The Writer Who Found His Market
Once upon a time, a successful author went to a business seminar. The presenters told him that every business had to pick a price and therefore the size of a market. “You can sell one billion items for one dollar, or one item for one billion dollars, it is the same.”
The author was quite taken with the idea.
He poured his heart and soul into writing his next book and then made one copy. He listed it for sale at $10 million dollars.
A very, very wealthy family eventually bought the book and made it available to the public. It did them a lot of good. They now had reknown, and a heightened sense of themselves as a family. They lasted for generations.
The author thought he could do even better. For his next book, he wrote his guts out. His reviewers told him not to change a line.
He listed it for sale for $20 million dollars.
A very, very wealthy family bought the book. But they did not share it. They kept it only for their family. Reading it became a rite of passage for them. They acquired even more reknown than the first family, and had an even greater sense of identity. They lasted for generations unto generations.
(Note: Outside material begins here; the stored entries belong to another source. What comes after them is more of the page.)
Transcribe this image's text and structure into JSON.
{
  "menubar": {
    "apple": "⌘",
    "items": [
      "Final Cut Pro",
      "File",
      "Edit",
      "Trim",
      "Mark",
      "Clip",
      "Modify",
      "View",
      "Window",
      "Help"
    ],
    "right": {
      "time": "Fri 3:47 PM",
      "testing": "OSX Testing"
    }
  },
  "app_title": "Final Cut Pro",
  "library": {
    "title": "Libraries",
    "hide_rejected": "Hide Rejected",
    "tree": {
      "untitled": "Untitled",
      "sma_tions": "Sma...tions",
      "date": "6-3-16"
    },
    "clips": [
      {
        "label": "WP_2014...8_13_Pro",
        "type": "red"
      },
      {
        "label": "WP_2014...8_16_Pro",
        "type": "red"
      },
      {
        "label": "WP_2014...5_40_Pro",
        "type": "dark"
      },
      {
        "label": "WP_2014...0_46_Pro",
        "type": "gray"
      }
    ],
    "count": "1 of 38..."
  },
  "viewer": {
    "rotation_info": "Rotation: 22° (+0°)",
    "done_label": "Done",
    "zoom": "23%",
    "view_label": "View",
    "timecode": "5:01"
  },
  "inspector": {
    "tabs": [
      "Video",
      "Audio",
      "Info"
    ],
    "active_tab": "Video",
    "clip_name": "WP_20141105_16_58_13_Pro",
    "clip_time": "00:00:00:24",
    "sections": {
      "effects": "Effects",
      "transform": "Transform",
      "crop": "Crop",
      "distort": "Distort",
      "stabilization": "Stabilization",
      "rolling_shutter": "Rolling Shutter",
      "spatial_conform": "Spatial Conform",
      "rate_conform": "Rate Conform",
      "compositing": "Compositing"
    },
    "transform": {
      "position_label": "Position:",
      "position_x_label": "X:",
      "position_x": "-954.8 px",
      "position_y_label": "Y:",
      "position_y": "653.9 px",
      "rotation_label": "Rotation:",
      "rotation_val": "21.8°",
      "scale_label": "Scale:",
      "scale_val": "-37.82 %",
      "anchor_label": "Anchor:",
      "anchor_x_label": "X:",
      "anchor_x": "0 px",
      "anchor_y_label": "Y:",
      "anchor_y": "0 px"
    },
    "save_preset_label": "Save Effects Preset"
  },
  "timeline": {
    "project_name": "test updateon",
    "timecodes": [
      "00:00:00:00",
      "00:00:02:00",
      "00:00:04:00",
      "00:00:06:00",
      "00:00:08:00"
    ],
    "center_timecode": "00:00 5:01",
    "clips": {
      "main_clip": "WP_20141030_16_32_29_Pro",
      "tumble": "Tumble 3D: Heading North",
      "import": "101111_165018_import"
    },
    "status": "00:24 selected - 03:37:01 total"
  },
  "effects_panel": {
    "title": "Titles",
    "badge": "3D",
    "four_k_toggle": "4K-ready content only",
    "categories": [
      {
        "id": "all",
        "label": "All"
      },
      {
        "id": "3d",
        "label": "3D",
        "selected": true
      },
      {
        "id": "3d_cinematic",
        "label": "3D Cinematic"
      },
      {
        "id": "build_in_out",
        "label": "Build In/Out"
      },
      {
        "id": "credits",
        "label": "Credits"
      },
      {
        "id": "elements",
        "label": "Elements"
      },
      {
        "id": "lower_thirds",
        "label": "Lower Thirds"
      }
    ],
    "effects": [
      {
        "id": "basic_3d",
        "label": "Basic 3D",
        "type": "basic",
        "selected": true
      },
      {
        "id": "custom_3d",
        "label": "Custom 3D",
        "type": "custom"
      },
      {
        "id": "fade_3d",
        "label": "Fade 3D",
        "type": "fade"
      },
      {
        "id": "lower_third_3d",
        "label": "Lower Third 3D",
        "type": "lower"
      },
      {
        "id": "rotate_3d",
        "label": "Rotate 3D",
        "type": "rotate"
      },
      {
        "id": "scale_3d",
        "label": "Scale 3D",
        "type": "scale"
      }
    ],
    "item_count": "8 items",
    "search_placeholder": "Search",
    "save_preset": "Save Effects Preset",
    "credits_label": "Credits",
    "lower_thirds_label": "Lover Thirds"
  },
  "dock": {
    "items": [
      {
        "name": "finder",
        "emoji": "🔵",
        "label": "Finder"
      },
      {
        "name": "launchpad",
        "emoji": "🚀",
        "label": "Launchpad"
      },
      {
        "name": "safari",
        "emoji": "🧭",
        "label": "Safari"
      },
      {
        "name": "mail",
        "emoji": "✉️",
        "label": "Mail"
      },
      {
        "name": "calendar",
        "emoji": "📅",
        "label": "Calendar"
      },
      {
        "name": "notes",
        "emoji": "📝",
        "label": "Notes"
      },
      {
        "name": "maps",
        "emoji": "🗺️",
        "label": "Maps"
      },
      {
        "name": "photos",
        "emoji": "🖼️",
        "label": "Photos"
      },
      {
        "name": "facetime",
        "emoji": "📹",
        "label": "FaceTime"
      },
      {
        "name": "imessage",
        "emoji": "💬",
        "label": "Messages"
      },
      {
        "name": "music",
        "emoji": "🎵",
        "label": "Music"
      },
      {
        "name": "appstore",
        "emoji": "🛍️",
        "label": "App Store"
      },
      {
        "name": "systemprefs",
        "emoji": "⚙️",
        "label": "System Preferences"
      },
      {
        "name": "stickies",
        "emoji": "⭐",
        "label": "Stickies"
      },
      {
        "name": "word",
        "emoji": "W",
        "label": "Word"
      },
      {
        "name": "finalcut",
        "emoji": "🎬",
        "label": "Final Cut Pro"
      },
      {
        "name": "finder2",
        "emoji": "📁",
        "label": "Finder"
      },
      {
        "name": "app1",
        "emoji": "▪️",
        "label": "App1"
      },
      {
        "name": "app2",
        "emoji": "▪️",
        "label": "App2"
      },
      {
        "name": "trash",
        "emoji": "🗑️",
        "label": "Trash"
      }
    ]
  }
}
Then a very, very wealthy family approached the author. For $50 million, he agreed to become their family writer. His next book was about them and for them. His family and theirs swore oaths to each other. That family, and the author’s, lasted until the end of the world.
E.C.
January 8, 2024
The only part of this story that I can’t believe is that the reviewers told that author not to change a line. /joking
If only the writing industry worked that way!
G.
January 8, 2024
Needed:
Much better writers
Much better very, very wealthy families
E.C.
January 9, 2024
I’m working on the part of that equation most relevant to me, I promise, but writing well takes time.